Of those who came forward to report the incident, twin brothers, Joe and Mark Tocci, did not tell the complete truth concerning the extent to which members of the group had been involved in the murder. After investigators questioned each individual separately, all of the witnesses except the Tocci brothers gave consistent statements and details, which police were able to verify with evidence. A crime-scene investigation was conducted by the Osceola County Sheriff’s Department at the Gardenia house. A very strong stench of dried blood was immediately detected upon entering the residence. Investigators discovered several drops of what appeared to be dried blood in a big area where the southeast bedroom was located. They also discovered what appeared to be blood with an unknown substance on top of it. The search also uncovered shotguns and pellets, which were found in the other bedrooms. After eyewitness reports were made, LeBron, who was accompanied by Stacie Kirk and Howard Kendall (who was involved in burning Oliver’s truck), were apprehended in a car parked on a street outside of Legz Diamond (in New York) and arrested on December 5, 1995. A search of their vehicle uncovered Oliver’s belongings, including an identification card attached to a planner with the name, “Larry N. Oliver.” Police began questioning LeBron at around 3:15 a.m. on December 6, 1995. The questioning was recorded on a cassette and later played before a jury as evidence received.
During questioning, LeBron claimed he was at a former girlfriend’s house the night of the murder and repeatedly denied ever knowing Oliver. LeBron stated, however, that it might have been possible he met Oliver that night, but he did not remember the meeting. When asked if he noticed any blood spots or strange odors at the Gardenia house, LeBron claimed the house always had a foul smell. During trial, eyewitnesses testified that LeBron directed the events before and after the murder of Oliver. According to LeBron’s now former girlfriend, Charbonier, she had been receiving numerous letters written by LeBron, which declared he loved her and addressed her as his fiancée. In the letters, LeBron allegedly referred to her testifying as an alibi witness for him, although she had testified as the State’s witness.
LeBron was resentenced to death for a third time in Osceola County on December 28, 2005.
Howard Kendall (DC# X03585)
Kendall was convicted of armed robbery and kidnapping (CC# 95-2379), and arson (CC# 95-2437).
He was sentenced to 11 years for each offense.
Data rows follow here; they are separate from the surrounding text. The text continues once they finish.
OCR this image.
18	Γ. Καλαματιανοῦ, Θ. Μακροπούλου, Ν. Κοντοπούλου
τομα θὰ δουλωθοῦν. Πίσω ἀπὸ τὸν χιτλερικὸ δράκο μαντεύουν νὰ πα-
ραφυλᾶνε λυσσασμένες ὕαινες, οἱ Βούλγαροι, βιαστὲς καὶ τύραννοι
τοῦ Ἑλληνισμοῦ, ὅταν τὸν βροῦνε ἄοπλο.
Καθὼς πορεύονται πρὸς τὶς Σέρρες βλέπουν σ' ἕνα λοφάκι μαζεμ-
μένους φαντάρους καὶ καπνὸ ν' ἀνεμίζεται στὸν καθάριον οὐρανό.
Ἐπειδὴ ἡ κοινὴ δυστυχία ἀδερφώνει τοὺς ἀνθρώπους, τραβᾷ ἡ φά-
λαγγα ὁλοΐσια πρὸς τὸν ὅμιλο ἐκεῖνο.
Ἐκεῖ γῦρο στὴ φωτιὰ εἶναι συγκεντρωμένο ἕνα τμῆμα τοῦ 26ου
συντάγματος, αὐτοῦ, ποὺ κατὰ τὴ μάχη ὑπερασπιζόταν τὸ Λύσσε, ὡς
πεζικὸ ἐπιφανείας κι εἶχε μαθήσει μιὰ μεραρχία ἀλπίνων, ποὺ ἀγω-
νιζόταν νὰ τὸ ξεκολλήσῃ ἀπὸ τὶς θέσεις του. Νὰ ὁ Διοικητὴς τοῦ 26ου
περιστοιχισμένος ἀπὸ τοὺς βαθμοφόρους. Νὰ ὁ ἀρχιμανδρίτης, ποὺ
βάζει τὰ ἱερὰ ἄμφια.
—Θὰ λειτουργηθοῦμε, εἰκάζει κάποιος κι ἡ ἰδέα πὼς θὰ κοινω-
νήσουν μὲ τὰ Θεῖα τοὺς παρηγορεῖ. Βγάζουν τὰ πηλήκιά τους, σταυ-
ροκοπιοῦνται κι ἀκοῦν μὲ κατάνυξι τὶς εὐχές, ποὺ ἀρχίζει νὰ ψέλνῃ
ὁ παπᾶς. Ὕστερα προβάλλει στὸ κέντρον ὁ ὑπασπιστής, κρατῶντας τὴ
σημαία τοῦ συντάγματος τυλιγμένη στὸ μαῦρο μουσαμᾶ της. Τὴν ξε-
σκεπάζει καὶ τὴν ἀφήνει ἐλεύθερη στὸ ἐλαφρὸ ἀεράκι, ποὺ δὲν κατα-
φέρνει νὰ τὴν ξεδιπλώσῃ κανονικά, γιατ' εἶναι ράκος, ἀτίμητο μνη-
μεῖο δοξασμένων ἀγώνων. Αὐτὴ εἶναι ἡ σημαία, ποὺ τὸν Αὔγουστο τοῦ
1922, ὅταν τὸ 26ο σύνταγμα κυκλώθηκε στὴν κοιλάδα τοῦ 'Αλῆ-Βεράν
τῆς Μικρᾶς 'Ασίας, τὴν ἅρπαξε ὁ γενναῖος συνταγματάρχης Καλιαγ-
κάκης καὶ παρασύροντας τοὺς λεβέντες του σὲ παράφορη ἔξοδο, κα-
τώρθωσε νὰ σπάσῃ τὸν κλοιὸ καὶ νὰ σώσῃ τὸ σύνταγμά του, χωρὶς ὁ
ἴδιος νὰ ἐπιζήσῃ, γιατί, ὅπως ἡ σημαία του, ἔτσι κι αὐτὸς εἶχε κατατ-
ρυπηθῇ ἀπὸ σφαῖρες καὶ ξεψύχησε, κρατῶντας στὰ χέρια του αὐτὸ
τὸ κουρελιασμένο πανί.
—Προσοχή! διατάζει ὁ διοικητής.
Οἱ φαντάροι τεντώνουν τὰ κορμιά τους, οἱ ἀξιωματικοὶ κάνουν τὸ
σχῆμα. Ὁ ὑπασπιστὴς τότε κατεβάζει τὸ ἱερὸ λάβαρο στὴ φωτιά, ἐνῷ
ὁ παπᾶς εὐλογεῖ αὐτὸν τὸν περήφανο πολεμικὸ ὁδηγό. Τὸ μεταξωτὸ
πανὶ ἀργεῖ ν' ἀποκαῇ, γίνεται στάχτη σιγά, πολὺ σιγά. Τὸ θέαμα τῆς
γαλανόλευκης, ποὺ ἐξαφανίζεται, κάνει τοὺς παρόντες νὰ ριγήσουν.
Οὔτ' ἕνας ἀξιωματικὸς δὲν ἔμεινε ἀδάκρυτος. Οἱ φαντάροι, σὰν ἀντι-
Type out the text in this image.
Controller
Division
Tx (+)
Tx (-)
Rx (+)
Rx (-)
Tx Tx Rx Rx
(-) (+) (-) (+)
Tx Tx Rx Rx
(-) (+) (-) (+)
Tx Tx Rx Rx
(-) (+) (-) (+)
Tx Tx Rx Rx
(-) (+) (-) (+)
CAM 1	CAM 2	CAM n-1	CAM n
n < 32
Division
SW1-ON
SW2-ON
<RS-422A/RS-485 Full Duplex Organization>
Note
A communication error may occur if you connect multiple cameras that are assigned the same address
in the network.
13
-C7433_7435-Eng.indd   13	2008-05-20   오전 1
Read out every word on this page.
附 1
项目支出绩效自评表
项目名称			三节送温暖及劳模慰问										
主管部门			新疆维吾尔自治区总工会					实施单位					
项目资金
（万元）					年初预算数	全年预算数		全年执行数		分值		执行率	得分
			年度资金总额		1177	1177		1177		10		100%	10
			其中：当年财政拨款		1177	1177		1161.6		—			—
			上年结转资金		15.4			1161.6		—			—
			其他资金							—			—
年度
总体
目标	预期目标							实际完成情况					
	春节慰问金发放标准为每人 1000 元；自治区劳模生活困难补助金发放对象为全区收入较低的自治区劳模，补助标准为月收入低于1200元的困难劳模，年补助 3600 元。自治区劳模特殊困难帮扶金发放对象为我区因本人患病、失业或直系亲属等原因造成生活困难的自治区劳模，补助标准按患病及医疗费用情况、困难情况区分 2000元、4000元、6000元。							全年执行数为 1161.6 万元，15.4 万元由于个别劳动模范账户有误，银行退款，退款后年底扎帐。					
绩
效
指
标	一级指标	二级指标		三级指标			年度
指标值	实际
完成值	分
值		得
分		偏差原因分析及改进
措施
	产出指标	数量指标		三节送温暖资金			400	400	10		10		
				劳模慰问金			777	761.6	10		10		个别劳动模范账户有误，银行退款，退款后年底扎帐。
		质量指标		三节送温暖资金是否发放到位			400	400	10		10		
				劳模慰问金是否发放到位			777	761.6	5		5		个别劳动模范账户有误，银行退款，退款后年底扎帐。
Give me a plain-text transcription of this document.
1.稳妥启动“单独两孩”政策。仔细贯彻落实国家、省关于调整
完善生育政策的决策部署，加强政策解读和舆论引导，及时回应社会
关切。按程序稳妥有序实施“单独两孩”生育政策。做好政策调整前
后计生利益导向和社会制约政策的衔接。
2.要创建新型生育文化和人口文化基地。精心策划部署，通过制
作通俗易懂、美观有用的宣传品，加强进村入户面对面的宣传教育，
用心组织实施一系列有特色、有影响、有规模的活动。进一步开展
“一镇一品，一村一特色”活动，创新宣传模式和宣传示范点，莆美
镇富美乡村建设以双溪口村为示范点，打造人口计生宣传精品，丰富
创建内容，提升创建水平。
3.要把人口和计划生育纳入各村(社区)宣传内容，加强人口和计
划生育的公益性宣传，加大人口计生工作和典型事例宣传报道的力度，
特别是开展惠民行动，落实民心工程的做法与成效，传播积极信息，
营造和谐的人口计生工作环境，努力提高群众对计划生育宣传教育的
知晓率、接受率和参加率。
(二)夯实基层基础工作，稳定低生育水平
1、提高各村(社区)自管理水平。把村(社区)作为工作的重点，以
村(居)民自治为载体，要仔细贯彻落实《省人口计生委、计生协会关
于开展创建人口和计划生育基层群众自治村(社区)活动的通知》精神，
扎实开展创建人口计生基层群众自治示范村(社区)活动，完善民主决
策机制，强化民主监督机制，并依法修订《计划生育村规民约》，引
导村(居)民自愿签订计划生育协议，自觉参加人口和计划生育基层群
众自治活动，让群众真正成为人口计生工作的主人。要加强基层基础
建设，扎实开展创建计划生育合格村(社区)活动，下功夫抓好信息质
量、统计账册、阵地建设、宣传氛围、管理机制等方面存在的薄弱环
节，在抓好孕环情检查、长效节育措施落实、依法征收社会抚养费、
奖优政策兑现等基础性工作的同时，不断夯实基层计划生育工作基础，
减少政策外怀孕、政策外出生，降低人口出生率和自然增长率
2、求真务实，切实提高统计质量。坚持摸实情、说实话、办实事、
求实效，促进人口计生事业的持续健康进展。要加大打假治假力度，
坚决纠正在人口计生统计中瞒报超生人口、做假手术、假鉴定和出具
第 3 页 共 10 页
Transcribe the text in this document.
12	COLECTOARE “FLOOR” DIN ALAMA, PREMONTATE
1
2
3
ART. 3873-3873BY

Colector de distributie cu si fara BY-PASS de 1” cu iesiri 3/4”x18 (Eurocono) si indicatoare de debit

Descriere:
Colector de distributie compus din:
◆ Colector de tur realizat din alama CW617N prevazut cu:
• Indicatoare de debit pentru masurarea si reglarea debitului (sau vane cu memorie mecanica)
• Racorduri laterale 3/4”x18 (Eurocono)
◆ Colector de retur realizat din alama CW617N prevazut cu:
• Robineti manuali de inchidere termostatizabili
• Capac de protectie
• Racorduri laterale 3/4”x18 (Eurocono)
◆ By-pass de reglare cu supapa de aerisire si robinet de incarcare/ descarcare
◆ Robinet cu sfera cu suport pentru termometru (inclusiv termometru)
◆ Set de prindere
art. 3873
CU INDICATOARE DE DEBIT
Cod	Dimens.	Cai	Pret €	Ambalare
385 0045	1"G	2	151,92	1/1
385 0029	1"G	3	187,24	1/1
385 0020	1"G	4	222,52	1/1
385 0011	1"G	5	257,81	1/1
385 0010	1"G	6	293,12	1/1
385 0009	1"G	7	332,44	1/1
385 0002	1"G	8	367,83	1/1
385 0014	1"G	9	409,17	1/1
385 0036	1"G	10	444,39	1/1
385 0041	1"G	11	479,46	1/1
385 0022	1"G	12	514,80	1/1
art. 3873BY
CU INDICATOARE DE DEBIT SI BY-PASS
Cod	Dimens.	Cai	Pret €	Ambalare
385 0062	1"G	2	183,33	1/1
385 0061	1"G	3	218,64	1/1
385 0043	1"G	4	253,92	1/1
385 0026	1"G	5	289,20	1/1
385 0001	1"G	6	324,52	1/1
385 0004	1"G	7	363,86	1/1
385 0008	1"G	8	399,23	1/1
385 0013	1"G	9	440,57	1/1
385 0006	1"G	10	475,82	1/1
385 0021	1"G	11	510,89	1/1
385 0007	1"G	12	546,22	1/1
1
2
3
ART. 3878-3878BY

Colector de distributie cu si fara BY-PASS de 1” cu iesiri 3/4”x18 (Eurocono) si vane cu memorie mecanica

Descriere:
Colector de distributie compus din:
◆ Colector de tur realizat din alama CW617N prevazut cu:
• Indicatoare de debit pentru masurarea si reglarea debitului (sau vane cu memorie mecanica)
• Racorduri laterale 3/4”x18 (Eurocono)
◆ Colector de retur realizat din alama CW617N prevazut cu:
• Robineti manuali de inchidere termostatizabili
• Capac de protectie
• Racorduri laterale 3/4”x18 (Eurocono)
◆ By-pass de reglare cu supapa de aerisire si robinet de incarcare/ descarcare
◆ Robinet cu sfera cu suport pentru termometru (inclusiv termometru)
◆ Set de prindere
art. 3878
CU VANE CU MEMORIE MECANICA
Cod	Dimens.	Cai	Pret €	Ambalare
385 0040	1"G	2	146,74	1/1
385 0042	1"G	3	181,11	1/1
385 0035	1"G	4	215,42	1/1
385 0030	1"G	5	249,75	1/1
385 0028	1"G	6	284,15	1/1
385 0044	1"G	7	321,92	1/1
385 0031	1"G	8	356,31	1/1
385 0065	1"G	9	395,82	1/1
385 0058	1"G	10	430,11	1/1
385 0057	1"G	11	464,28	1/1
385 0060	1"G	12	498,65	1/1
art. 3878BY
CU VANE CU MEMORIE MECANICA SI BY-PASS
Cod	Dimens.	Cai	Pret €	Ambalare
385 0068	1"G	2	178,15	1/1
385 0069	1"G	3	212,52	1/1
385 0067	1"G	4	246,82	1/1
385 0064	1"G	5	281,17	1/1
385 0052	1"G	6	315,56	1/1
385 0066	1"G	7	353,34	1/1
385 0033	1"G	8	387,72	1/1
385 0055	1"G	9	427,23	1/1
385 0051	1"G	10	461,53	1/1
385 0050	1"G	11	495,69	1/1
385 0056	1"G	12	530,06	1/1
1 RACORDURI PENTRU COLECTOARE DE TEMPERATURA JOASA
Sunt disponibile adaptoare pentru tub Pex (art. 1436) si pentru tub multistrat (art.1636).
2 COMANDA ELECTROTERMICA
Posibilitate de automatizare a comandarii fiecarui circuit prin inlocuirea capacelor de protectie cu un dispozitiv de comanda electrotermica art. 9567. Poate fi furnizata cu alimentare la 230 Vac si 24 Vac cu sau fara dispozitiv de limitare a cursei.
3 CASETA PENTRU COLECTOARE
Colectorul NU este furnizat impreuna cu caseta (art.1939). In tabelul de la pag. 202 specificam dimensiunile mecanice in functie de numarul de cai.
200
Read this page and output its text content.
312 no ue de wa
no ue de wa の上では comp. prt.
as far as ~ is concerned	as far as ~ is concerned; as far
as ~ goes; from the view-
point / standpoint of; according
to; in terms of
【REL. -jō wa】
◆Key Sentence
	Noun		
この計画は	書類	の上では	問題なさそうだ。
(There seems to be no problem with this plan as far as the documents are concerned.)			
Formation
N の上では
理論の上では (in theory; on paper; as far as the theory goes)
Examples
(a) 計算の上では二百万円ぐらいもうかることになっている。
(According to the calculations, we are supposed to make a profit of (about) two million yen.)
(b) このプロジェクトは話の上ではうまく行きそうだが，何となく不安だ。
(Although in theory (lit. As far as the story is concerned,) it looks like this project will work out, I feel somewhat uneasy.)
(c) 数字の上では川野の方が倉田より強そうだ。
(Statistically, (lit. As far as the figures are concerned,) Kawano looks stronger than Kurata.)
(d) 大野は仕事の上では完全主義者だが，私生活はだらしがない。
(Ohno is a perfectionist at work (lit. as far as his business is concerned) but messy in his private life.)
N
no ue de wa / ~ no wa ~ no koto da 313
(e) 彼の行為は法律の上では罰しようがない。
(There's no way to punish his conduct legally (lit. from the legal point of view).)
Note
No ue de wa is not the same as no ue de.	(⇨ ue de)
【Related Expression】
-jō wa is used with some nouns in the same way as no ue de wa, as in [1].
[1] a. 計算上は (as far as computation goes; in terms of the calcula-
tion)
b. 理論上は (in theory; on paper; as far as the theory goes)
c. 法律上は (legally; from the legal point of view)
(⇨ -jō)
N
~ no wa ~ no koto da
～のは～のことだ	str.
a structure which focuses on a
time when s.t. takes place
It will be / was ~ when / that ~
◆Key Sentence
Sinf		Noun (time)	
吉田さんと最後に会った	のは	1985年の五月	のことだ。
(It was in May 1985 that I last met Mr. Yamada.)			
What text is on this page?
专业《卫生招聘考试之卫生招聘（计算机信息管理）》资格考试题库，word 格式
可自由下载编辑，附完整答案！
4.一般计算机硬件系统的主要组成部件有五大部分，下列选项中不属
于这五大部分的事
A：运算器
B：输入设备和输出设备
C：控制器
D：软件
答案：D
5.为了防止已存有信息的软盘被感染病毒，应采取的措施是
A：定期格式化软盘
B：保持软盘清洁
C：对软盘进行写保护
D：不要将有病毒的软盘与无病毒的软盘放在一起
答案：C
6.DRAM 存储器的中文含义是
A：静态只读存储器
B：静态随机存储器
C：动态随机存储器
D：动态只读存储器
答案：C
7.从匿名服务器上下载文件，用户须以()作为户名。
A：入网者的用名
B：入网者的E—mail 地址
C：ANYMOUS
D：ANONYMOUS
These offenses were unrelated to the case.
Stacie Kirk (DC# X04005)
Kirk was charged with first-degree murder in an unrelated case and armed robbery (CC# 95-2554). She entered into a plea agreement with the State for a sentence of 42 months prison and two years probation in exchange for her testimony against LeBron.
Joe Tocci was not arrested for anything related directly to the murder, aside from hiding evidence related to the murder. He received a sentence of two years house arrest followed by eight years probation.
Mark Tocci (DC# 165597)
Mark Tocci was convicted of first-degree murder as an accessory and was sentenced to three years. Tocci was tried separately for his offense (CC# 95-2350).